An entire country – Uruguay – is now poised to end prohibition of a plant much less dangerous to your health than alcohol or nicotine:
Under the legislation, Uruguay’s government would license pot-growers, sellers and consumers, and update a confidential registry to keep people from buying more than 40g a month. Carrying, growing or selling marijuana without a licence could bring prison terms, but licensed consumers could grow up to six plants at a time at home. Growing clubs with up to 45 members each would be encouraged, fostering enough marijuana production to drive out unlicensed dealers and draw a line between marijuana smokers and users of harder drugs.
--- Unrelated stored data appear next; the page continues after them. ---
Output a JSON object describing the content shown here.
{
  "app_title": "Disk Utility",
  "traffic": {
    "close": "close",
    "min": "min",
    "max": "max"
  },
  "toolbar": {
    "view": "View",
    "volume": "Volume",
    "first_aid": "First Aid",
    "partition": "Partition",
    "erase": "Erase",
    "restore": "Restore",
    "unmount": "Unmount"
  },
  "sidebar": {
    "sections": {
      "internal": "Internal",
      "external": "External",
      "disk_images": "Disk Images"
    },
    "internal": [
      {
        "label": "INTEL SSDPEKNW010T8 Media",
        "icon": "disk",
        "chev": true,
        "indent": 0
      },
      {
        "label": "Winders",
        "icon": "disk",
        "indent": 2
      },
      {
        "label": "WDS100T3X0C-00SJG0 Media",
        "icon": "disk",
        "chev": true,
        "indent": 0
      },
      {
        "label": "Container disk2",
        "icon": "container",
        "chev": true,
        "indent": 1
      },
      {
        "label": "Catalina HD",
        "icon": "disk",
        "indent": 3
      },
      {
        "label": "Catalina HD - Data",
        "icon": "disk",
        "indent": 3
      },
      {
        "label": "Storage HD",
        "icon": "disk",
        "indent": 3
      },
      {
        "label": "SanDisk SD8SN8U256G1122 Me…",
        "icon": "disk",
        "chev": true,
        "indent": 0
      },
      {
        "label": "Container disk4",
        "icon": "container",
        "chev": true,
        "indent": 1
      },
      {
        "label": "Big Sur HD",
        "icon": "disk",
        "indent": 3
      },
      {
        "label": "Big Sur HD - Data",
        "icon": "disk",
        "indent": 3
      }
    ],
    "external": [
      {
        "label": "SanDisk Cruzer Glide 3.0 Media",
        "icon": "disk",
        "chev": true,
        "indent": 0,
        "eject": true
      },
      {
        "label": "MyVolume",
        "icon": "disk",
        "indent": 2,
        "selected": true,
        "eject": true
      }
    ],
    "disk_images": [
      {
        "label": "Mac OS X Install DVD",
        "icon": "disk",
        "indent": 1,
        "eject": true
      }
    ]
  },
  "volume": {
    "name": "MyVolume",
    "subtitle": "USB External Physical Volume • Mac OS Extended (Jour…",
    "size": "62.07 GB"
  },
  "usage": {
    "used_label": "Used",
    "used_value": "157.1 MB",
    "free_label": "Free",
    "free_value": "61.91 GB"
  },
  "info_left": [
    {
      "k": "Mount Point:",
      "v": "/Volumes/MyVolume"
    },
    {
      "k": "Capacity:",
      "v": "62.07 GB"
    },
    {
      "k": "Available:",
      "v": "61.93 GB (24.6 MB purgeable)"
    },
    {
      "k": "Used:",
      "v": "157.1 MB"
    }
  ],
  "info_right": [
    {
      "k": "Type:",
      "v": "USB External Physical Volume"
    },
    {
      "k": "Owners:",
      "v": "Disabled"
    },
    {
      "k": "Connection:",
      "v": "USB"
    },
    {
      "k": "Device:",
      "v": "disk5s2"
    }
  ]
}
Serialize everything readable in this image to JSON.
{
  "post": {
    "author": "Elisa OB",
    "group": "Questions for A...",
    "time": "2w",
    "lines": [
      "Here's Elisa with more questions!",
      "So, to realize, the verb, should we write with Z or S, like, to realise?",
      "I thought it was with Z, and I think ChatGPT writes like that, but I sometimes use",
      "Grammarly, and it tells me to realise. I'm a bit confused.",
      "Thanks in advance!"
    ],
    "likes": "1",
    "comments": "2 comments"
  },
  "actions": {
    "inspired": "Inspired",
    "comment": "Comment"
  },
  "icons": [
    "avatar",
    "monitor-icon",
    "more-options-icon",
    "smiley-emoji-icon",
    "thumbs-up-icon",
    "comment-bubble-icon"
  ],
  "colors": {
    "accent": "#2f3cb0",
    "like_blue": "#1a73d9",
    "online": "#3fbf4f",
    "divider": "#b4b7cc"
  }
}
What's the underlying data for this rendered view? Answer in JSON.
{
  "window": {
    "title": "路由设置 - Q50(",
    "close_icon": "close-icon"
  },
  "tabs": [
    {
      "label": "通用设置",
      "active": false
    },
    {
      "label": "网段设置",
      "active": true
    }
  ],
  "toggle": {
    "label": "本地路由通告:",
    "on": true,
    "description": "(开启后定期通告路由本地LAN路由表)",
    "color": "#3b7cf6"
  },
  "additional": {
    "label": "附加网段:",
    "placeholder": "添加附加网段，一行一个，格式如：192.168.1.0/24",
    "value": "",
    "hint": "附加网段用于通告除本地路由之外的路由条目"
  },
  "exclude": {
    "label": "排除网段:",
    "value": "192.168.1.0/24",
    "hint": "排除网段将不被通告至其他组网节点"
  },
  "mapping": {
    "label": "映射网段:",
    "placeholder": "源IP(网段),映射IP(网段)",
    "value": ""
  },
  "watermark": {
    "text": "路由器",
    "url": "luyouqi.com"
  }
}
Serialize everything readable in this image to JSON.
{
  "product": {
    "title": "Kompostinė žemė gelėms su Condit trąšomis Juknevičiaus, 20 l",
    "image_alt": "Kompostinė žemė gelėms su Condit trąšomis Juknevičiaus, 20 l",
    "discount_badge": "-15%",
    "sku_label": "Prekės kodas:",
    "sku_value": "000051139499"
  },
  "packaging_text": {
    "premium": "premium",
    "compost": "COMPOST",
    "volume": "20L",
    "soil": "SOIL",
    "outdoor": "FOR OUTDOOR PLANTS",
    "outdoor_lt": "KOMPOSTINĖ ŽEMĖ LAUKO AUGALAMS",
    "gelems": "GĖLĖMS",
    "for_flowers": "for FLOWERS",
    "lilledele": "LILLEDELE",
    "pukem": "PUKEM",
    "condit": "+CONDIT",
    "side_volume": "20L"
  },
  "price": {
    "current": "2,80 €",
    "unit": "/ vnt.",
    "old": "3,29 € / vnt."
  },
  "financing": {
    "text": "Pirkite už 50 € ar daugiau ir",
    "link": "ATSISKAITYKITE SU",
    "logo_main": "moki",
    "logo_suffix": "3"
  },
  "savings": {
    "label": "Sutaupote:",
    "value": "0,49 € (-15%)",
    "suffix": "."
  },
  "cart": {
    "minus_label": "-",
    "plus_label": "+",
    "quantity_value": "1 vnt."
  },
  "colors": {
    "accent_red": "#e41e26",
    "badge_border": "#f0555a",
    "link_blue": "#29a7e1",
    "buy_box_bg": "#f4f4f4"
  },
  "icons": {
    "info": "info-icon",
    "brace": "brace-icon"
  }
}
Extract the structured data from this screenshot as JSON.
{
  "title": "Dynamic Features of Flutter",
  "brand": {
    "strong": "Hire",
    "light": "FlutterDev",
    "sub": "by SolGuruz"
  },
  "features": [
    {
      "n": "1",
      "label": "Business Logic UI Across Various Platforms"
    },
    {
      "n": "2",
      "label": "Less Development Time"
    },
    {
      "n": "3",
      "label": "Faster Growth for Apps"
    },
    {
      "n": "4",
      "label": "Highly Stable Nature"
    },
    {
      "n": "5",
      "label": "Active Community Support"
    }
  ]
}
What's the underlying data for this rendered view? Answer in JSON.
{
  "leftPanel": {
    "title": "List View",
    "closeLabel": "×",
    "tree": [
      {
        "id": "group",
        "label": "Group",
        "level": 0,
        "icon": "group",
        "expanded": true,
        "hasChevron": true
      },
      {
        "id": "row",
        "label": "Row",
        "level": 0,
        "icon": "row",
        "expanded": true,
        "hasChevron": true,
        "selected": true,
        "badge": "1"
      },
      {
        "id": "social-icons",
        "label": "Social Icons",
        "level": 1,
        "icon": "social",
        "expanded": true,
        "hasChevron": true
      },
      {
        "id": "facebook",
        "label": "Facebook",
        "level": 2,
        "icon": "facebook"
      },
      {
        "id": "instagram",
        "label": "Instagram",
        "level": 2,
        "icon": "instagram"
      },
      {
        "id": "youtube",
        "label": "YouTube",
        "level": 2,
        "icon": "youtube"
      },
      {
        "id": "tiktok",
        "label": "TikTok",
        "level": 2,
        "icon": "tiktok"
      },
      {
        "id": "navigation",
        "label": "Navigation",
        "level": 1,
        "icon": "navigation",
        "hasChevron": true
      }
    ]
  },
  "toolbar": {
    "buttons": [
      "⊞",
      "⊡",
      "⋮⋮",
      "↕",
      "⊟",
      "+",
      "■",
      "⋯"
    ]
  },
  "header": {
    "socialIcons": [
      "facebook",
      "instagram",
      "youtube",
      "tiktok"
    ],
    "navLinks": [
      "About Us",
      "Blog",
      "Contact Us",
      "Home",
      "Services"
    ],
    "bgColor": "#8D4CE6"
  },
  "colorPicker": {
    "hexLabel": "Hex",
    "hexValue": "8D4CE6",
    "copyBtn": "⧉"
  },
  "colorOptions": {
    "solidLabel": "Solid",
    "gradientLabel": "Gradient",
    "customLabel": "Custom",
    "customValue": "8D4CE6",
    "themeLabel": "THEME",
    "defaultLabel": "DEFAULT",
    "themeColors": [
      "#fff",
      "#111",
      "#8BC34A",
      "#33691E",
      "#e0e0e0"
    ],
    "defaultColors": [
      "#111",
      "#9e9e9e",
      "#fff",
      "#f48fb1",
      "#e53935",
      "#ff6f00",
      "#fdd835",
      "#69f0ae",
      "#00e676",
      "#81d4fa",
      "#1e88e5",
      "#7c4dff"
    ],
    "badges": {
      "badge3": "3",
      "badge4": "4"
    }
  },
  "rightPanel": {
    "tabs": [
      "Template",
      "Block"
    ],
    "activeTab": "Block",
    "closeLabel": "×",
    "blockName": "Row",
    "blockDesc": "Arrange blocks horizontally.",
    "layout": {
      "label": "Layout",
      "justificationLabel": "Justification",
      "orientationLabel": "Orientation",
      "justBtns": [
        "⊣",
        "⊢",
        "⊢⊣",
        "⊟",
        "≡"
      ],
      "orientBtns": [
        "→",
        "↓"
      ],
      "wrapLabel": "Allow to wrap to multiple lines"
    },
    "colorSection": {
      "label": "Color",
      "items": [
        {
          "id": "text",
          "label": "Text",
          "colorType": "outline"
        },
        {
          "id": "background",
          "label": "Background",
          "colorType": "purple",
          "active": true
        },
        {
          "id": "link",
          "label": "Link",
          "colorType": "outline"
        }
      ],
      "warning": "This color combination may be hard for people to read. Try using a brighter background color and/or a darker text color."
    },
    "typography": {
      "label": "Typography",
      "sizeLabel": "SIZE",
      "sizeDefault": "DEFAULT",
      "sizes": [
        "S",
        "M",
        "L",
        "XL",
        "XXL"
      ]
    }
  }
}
That makes it the first country to allow free cultivation of marijuana for recreational use and the first to set up a legal and regulatory framework to manage it. A lot rides on the outcome, but Tim Padgett was optimistic only recently:
Uruguay over the past decade has proved to be one of Latin America’s more competent states. (A few years ago, in fact, a U.S. diplomat told me, “It’s a shame Uruguay’s Presidents don’t head a bigger country.”) It has one of the strongest economies on the continent as well as one of the highest rankings on the U.N. Human Development Index and Transparency International’s corruption gauge. And as the pragmatic [President José] Mujica pointed out last week, experiments like this are often best undertaken by smaller nations like Uruguay and Portugal, which can serve as more-controlled laboratories for larger countries to study.
Sadly, the US is leading globally from behind on this (via Washington and Colorado). But the direction across South America is becoming quite clear. The prohibition of marijuana is now a much bigger problem than marijuana itself. If you really want to tackle the chaos of the drug cartels, reduce their range of products.